Turn Over : littéralement "rotation", désigne le fait pour une entreprise de renouveler régulièrement son staffing. Notons que dans l'antiquité, il était bien vu dans une entreprise d'avoir un faible turn over, signe que les employés étaient satisfaits de travailler dans l'entreprise, et qu'ils y faisaient carrière. De nos jours, une entreprise bien considérée par les investisseurs a au contraire un turn over important. Certains manager ont d'ailleurs parfois une target en terme de turn over. Authentique.
Open Space : "espace ouvert", zone de travail sans cloisons (ou avec des cloisons anecdotiques). Présenté comme un progrès permettant les interactions sociales, cela permet surtout au manager de surveiller le staffing en permanence, afin de s'assurer que la target est atteinte..
Corporate : littéralement "d'entreprise" (sous-entendu "culture" ou "réglementation"). Désigne une pratique conforme à la "règle de l'entreprise". Règle qui n'est pas toujours formellement écrite, ce qui permet de lui faire dire un peu tout ce qu'on veut tant que ça permet de faire progresser le turn over et de torturer le code du travail.
Worldwide : "partout dans le monde". Comprendre : "ça se fait partout dans le monde, tu vas pas nous faire chier avec ton code du travail de mes deux". Dans les multinationales, worldwide est souvent accolé à corporate ce qui permet de bien appuyer que c'est comme ça et que si tu n'es pas content, un poste de chercheur t'attend dans la plus grande entreprise de France : Pôle Emploi.
Review : (mon préféré à titre personnel) littéralement "examen", désigne communément l'entretien annuel avec le manager.

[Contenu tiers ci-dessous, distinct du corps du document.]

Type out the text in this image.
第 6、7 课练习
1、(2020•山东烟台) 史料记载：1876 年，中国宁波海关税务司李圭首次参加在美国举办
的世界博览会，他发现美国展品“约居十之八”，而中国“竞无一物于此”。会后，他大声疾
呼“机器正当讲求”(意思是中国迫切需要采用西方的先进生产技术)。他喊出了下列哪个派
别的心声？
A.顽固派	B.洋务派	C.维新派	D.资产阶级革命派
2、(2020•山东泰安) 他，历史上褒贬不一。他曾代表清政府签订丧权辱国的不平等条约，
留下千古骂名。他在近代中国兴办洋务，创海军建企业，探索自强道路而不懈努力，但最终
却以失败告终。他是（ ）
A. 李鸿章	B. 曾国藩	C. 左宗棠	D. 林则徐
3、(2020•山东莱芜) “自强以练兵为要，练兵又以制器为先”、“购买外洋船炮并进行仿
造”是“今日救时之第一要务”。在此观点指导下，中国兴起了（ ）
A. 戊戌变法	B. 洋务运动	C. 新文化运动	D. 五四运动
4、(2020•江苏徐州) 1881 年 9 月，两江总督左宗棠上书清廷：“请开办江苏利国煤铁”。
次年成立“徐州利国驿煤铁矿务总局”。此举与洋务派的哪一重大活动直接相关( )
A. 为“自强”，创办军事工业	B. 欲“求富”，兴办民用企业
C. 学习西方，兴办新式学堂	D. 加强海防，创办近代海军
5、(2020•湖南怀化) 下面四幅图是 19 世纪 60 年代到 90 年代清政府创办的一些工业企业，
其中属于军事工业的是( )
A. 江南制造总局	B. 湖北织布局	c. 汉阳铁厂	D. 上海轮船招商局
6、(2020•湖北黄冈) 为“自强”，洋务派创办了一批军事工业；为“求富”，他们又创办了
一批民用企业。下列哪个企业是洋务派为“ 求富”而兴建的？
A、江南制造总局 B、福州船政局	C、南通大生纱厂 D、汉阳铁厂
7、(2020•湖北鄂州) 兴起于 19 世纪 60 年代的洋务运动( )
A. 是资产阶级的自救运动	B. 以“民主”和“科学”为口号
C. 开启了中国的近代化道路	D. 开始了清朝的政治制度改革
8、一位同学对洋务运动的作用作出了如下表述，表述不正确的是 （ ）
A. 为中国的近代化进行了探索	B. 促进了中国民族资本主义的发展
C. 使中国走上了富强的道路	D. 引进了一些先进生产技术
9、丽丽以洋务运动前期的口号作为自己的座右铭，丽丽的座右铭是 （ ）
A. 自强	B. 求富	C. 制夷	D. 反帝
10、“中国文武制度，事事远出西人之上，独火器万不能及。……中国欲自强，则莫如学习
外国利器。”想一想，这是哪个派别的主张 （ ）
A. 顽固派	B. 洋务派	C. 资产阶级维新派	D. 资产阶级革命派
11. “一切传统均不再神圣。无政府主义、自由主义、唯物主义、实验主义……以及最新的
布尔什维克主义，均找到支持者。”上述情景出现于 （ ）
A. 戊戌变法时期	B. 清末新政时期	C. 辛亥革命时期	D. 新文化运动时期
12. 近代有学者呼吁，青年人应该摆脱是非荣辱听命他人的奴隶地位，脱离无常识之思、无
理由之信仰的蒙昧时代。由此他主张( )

Théoriquement basé sur un échange de points de vue mutuels avec ce dernier, ce modèle d'hypocrisie pseudo-social à la sauce libéralisme sert surtout à t'exposer, via une brève rencontre, la décision irrévocable des vrais patrons (les actionnaires) concernant le fait que malgré tes performances correctes atteignant la target, tu peux te brosser pour avoir une prime/une augmentation/une promotion/des horaires convenables/un peu de considération.


Et enfin donc Middle management qui pourra se définir par : 
  • tu as les responsabilités du niveau hiérarchique supérieur (manager)
  • tu as le salaire du niveau hiérarchique inférieur (le staffing de base, d'où la notion de middle, accessoirement cela nous renvoi encore au point n°1)
  • tu effectues le boulot de ces deux niveaux en plus du tient (ça c'est corporate et worldwide)
  • à ton entretien annuel (review) on t'explique que tu n'auras pas ta prime car, certes tu atteints tes objectifs, mais que tu pourrais en faire plus quand même crotte c'est vrai quoi... et si tu n'es pas content, ça tombe bien l'entreprise veut augmenter son turn over.
Le travail c'est la santé


Niveau 4. Et chat continue, encore et encore...
... c'est que le début, d'accord, d'accord.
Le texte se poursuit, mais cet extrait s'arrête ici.